Invalid before impaired: an emerging paradox of embedded validity indicators

Laszlo A Erdodi, Jonathan D Lichtenstein
Clinical Neuropsychologist 2017, 31 (6-7): 1029-1046

OBJECTIVE: Embedded validity indicators (EVIs) are cost-effective psychometric tools to identify non-credible response sets during neuropsychological testing. As research on EVIs expands, assessors are faced with an emerging contradiction: the range of credible impairment disappears between the 'normal' and 'invalid' range of performance. We labeled this phenomenon as the invalid-before-impaired paradox. This study was designed to explore the origin of this psychometric anomaly, subject it to empirical investigation, and generate potential solutions.

METHOD: Archival data were analyzed from a mixed clinical sample of 312 (MAge  = 45.2; MEducation  = 13.6) patients medically referred for neuropsychological assessment. The distribution of scores on eight subtests of the third and fourth editions of Wechsler Adult Intelligence Scale (WAIS) were examined in relation to the standard normal curve and two performance validity tests (PVTs).

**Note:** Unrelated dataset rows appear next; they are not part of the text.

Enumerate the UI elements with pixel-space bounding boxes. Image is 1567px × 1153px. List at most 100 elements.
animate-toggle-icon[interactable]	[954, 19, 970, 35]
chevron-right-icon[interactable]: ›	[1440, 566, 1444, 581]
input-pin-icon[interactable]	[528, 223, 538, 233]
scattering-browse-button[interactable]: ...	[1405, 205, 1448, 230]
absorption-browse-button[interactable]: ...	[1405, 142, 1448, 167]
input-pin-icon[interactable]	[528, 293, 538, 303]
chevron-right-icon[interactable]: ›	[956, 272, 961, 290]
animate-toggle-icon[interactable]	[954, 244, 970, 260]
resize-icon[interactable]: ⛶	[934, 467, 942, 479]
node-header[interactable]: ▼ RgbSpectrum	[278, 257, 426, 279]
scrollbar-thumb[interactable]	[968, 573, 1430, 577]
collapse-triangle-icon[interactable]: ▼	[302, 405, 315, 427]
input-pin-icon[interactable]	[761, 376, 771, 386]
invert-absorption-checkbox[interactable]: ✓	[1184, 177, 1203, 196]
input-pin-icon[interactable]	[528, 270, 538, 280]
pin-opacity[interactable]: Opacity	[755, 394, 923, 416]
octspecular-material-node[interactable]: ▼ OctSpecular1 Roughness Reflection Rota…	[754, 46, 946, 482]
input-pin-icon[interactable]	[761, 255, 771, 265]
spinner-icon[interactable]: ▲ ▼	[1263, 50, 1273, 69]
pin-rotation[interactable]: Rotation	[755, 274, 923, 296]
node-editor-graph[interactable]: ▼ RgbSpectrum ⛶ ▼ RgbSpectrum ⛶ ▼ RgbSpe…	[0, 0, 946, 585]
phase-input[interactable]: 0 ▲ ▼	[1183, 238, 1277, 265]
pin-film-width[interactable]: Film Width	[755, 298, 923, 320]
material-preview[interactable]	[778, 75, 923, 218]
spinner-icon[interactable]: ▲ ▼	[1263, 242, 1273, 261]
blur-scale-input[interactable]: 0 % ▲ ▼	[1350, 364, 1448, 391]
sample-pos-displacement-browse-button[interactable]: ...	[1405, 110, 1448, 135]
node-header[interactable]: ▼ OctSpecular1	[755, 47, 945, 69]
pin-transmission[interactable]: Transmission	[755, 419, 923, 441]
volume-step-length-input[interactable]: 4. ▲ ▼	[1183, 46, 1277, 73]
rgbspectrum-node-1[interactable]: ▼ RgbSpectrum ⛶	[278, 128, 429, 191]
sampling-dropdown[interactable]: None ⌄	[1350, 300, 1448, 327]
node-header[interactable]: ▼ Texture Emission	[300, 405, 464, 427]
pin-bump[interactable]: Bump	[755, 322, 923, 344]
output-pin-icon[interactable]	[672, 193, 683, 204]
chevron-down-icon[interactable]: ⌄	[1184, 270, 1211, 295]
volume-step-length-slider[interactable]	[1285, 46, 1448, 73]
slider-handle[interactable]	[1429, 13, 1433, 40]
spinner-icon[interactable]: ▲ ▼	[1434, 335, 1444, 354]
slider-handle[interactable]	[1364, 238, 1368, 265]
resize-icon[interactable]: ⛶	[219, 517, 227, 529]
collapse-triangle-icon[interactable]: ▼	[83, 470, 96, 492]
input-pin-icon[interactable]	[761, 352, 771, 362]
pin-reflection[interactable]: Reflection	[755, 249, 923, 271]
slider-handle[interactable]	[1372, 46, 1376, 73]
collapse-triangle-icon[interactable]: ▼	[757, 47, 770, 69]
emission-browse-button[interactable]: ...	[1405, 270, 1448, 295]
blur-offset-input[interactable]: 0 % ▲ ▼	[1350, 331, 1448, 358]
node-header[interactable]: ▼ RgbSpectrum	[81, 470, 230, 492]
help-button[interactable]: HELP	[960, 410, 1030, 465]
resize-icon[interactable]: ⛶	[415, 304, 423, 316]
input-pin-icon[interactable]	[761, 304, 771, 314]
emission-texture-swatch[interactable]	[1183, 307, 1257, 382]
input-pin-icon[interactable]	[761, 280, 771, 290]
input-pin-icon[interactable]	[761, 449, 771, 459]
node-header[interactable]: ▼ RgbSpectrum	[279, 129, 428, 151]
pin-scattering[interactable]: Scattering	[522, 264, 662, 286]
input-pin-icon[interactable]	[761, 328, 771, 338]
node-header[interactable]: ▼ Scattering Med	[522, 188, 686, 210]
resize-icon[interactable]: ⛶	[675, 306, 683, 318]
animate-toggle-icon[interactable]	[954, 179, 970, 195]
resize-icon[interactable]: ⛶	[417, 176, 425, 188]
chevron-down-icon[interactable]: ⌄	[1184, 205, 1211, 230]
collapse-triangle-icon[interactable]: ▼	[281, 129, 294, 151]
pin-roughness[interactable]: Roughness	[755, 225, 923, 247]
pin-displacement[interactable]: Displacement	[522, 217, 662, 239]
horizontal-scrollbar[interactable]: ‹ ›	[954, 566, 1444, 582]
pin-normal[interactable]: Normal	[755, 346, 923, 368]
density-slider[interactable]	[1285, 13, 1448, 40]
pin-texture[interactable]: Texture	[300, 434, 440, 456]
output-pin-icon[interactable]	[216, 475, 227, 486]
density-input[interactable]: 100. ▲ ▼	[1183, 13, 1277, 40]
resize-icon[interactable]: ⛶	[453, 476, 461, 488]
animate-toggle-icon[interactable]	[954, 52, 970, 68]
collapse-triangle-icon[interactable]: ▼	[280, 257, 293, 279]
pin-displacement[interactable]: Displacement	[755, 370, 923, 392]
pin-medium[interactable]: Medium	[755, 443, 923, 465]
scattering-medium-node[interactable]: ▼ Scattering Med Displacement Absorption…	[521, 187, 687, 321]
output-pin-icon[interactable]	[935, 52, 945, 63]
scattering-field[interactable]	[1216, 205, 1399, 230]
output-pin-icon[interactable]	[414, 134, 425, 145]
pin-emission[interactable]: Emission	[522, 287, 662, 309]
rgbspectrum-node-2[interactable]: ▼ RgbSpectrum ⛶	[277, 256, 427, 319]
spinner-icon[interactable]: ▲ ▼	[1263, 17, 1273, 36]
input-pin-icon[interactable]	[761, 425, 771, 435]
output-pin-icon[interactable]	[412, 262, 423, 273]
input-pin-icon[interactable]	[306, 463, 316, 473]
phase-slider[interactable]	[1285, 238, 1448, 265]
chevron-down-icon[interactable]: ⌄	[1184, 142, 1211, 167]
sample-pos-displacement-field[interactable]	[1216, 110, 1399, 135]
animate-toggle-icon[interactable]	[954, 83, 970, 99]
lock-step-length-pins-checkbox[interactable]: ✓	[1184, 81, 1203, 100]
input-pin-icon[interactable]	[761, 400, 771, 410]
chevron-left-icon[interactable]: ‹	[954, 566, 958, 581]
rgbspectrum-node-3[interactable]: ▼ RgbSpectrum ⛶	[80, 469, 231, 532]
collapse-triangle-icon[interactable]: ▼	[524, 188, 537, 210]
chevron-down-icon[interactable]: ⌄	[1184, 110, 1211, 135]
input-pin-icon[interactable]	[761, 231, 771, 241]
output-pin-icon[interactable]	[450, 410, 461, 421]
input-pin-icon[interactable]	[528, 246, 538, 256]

RESULTS: Although WAIS subtests varied in their sensitivity to non-credible responding, they were all significant predictors of performance validity. While subtests previously identified as EVIs (Digit Span, Coding, and Symbol Search) were comparably effective at differentiating credible and non-credible response sets, their classification accuracy was driven by their base rate of low scores, requiring different cutoffs to achieve comparable specificity.

CONCLUSIONS: Invalid performance had a global effect on WAIS scores. Genuine impairment and non-credible performance can co-exist, are often intertwined, and may be psychometrically indistinguishable. A compromise between the alpha and beta bias on PVTs based on a balanced, objective evaluation of the evidence that requires concessions from both sides is needed to maintain/restore the credibility of performance validity assessment.